Thursday 14 January 2016

The Danish Girl (2016): Unexpectedly Bittersweet

It’s a brand new year and in 2016 I’ve decided to return to Addicted to Media’s roots as a scrapbook of everything that I watch a consume. Well, maybe not everything but every now and again it's nice to watch a film and give an entirely subjective review of it. Things might occasionally get silly and fan-girlish but hey, it's all for fun.

I knew that I wanted to see The Danish Girl from the moment I saw the trailer. I didn’t know much about the film except that it stars the new darling of British film Eddie Redmayne but I expected a fictional and uplifting account of transgender discovery.

The Danish Girl starts off as exactly that but it soon becomes something a lot more serious. It's clear from the outset that it is based on real life characters and paintings, which always gives a film a slightly different feel to pure fiction.

What I Loved

I loved Eddie Redmayne in his role as Einar Wegener / Lili Elbe. He has given a spectacular performance as the often hurt and confused transgender woman who pursues her desire to live as a woman in a time when it wouldn’t have been thought possible.

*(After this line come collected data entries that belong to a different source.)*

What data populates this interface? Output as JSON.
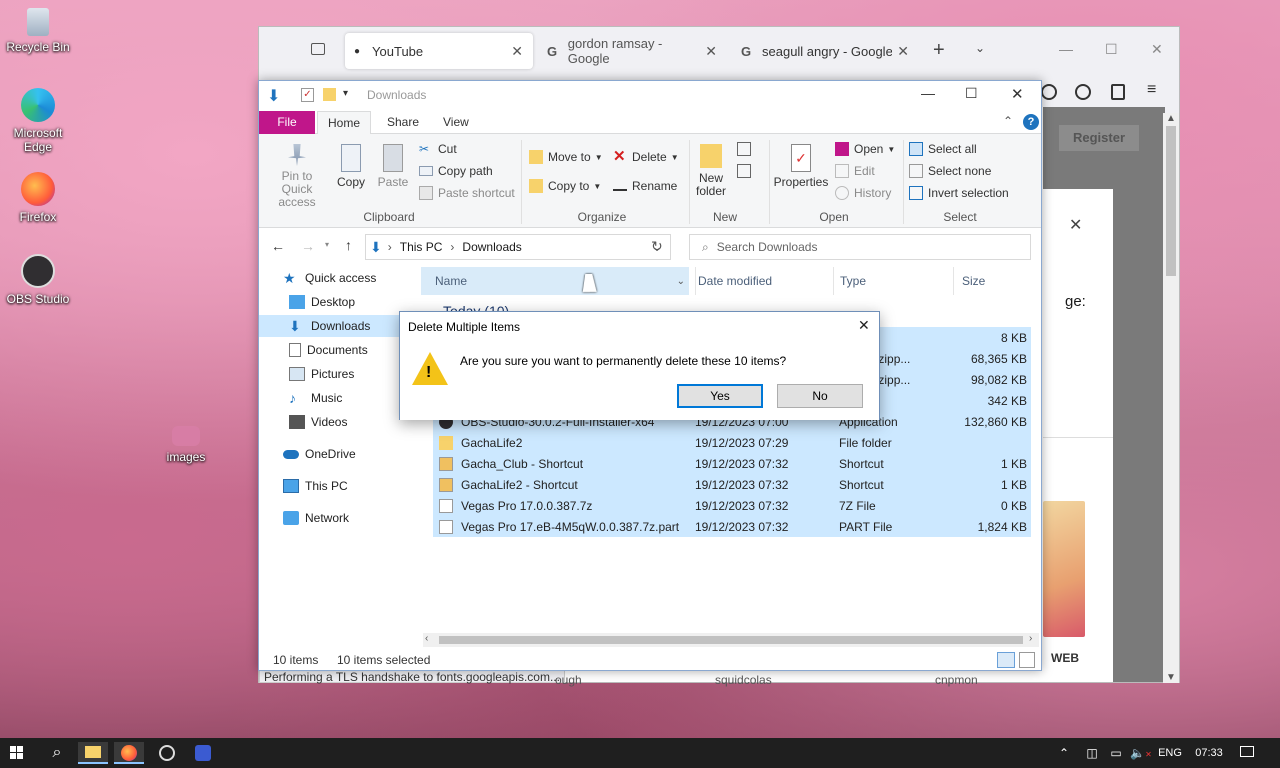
{
  "desktop": {
    "icons": [
      {
        "label": "Recycle Bin"
      },
      {
        "label": "Microsoft Edge"
      },
      {
        "label": "Firefox"
      },
      {
        "label": "OBS Studio"
      },
      {
        "label": "images"
      }
    ]
  },
  "browser": {
    "tabs": [
      {
        "label": "YouTube"
      },
      {
        "label": "gordon ramsay - Google"
      },
      {
        "label": "seagull angry - Google Se"
      }
    ],
    "register_label": "Register",
    "page_partial_text": "ge:",
    "badge_label": "WEB",
    "status_text": "Performing a TLS handshake to fonts.googleapis.com...",
    "bottom_texts": [
      "ough",
      "squidcolas",
      "cnpmon"
    ]
  },
  "explorer": {
    "title": "Downloads",
    "ribbon_tabs": {
      "file": "File",
      "home": "Home",
      "share": "Share",
      "view": "View"
    },
    "clipboard": {
      "pin": "Pin to Quick access",
      "copy": "Copy",
      "paste": "Paste",
      "cut": "Cut",
      "copy_path": "Copy path",
      "paste_shortcut": "Paste shortcut",
      "label": "Clipboard"
    },
    "organize": {
      "move_to": "Move to",
      "copy_to": "Copy to",
      "delete": "Delete",
      "rename": "Rename",
      "label": "Organize"
    },
    "new": {
      "new_folder": "New folder",
      "label": "New"
    },
    "open": {
      "properties": "Properties",
      "open": "Open",
      "edit": "Edit",
      "history": "History",
      "label": "Open"
    },
    "select": {
      "select_all": "Select all",
      "select_none": "Select none",
      "invert": "Invert selection",
      "label": "Select"
    },
    "address": {
      "this_pc": "This PC",
      "downloads": "Downloads"
    },
    "search_placeholder": "Search Downloads",
    "nav": [
      {
        "label": "Quick access"
      },
      {
        "label": "Desktop"
      },
      {
        "label": "Downloads"
      },
      {
        "label": "Documents"
      },
      {
        "label": "Pictures"
      },
      {
        "label": "Music"
      },
      {
        "label": "Videos"
      },
      {
        "label": "OneDrive"
      },
      {
        "label": "This PC"
      },
      {
        "label": "Network"
      }
    ],
    "columns": {
      "name": "Name",
      "date": "Date modified",
      "type": "Type",
      "size": "Size"
    },
    "group_header": "Today (10)",
    "files": [
      {
        "name": "",
        "date": "",
        "type": "",
        "size": "8 KB"
      },
      {
        "name": "",
        "date": "",
        "type": "essed (zipp...",
        "size": "68,365 KB"
      },
      {
        "name": "",
        "date": "",
        "type": "essed (zipp...",
        "size": "98,082 KB"
      },
      {
        "name": "",
        "date": "",
        "type": "ation",
        "size": "342 KB"
      },
      {
        "name": "OBS-Studio-30.0.2-Full-Installer-x64",
        "date": "19/12/2023 07:00",
        "type": "Application",
        "size": "132,860 KB"
      },
      {
        "name": "GachaLife2",
        "date": "19/12/2023 07:29",
        "type": "File folder",
        "size": ""
      },
      {
        "name": "Gacha_Club - Shortcut",
        "date": "19/12/2023 07:32",
        "type": "Shortcut",
        "size": "1 KB"
      },
      {
        "name": "GachaLife2 - Shortcut",
        "date": "19/12/2023 07:32",
        "type": "Shortcut",
        "size": "1 KB"
      },
      {
        "name": "Vegas Pro 17.0.0.387.7z",
        "date": "19/12/2023 07:32",
        "type": "7Z File",
        "size": "0 KB"
      },
      {
        "name": "Vegas Pro 17.eB-4M5qW.0.0.387.7z.part",
        "date": "19/12/2023 07:32",
        "type": "PART File",
        "size": "1,824 KB"
      }
    ],
    "status": {
      "count": "10 items",
      "selected": "10 items selected"
    }
  },
  "dialog": {
    "title": "Delete Multiple Items",
    "message": "Are you sure you want to permanently delete these 10 items?",
    "yes": "Yes",
    "no": "No"
  },
  "taskbar": {
    "lang": "ENG",
    "time": "07:33"
  }
}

If I loved Eddie Redmayne, I simply adored Alicia Vikander but that is to be expected because I loved her in Testament of Youth and The Man From U.N.C.L.E. I'm not surprised in the least at how many award nominations the film is receiving.

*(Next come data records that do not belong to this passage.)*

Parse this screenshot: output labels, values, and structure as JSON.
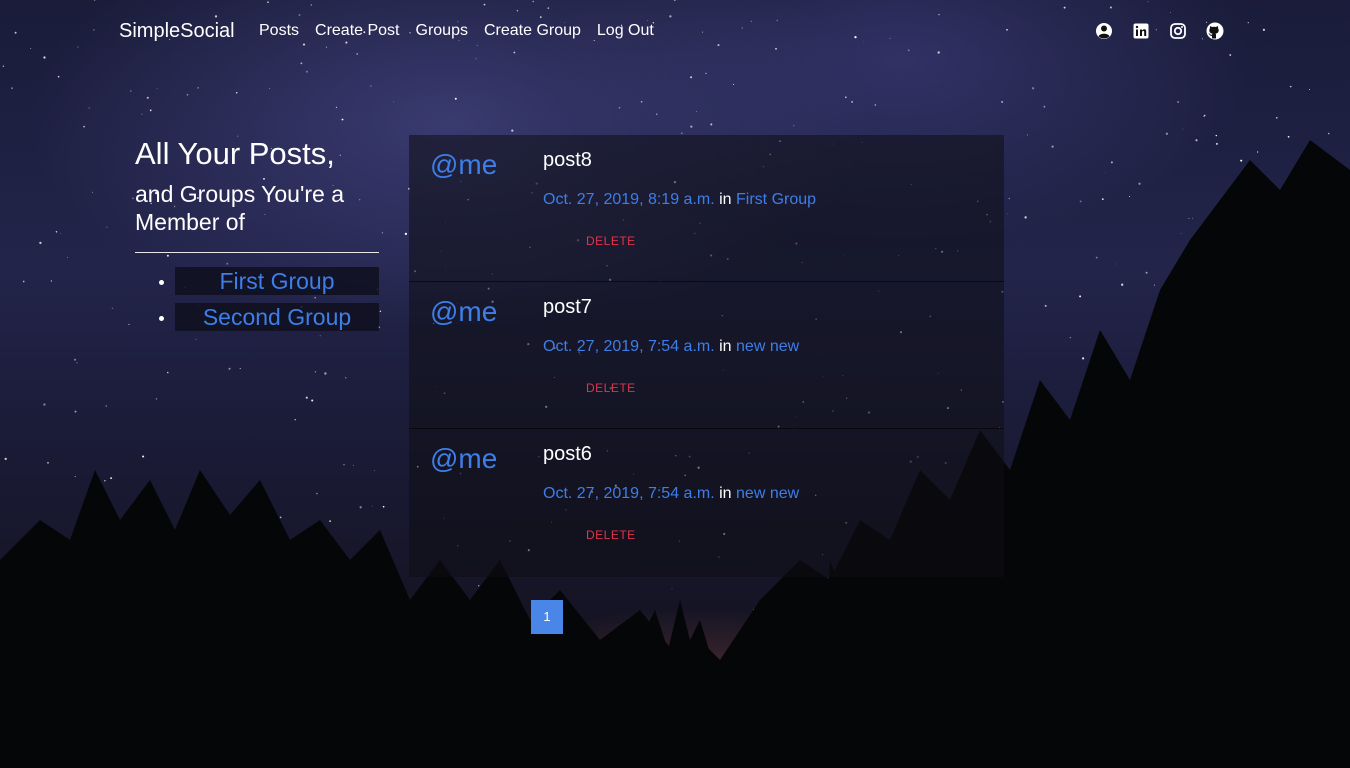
{
  "nav": {
    "brand": "SimpleSocial",
    "links": [
      "Posts",
      "Create Post",
      "Groups",
      "Create Group",
      "Log Out"
    ],
    "social_icons": [
      "user-circle-icon",
      "linkedin-icon",
      "instagram-icon",
      "github-icon"
    ]
  },
  "sidebar": {
    "title": "All Your Posts,",
    "subtitle": "and Groups You're a Member of",
    "groups": [
      "First Group",
      "Second Group"
    ]
  },
  "posts": [
    {
      "author": "@me",
      "title": "post8",
      "date": "Oct. 27, 2019, 8:19 a.m.",
      "in_label": "in",
      "group": "First Group",
      "delete_label": "DELETE"
    },
    {
      "author": "@me",
      "title": "post7",
      "date": "Oct. 27, 2019, 7:54 a.m.",
      "in_label": "in",
      "group": "new new",
      "delete_label": "DELETE"
    },
    {
      "author": "@me",
      "title": "post6",
      "date": "Oct. 27, 2019, 7:54 a.m.",
      "in_label": "in",
      "group": "new new",
      "delete_label": "DELETE"
    }
  ],
  "pagination": {
    "current_page": "1"
  },
  "colors": {
    "link": "#3d7ee8",
    "delete": "#e0344a",
    "page_active": "#4a86e8"
  }
}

I really liked the costumes and setting of the film in the 1920s art communities in Stockholm and Paris. I especially liked Lili Elbe’s makeup and dresses.

What I Didn’t Expect

Lili Elbe was one of the very first individuals to attempt gender reassignment surgery in a time when this was thought to be impossible but somehow this film, no matter how beautiful, sensitive and well-acted, fails to capture what Lili really faced.

She must have experienced considerable emotional turmoil but I felt that the screenplay made her out to be selfishly pursuing her own needs in the face of Gerda’s stoic attempts to come to terms with the situation. Lili is given little agency in the film and instead the focus is on Einar’s wife Gerda and how she reacts to the sudden changes in her husband.

When you consider the poetic license taken with the film and that Gerda wasn’t actually all that present in real life, it makes the focus on Gerda ever more questionable.


Despite that reservation, I’m not actually complaining because of my aforementioned girl crush on Alicia Vikander. Ultimately I thoroughly enjoyed our first cinema experience of 2016 and look forward to many more award-winning performances in the year to come.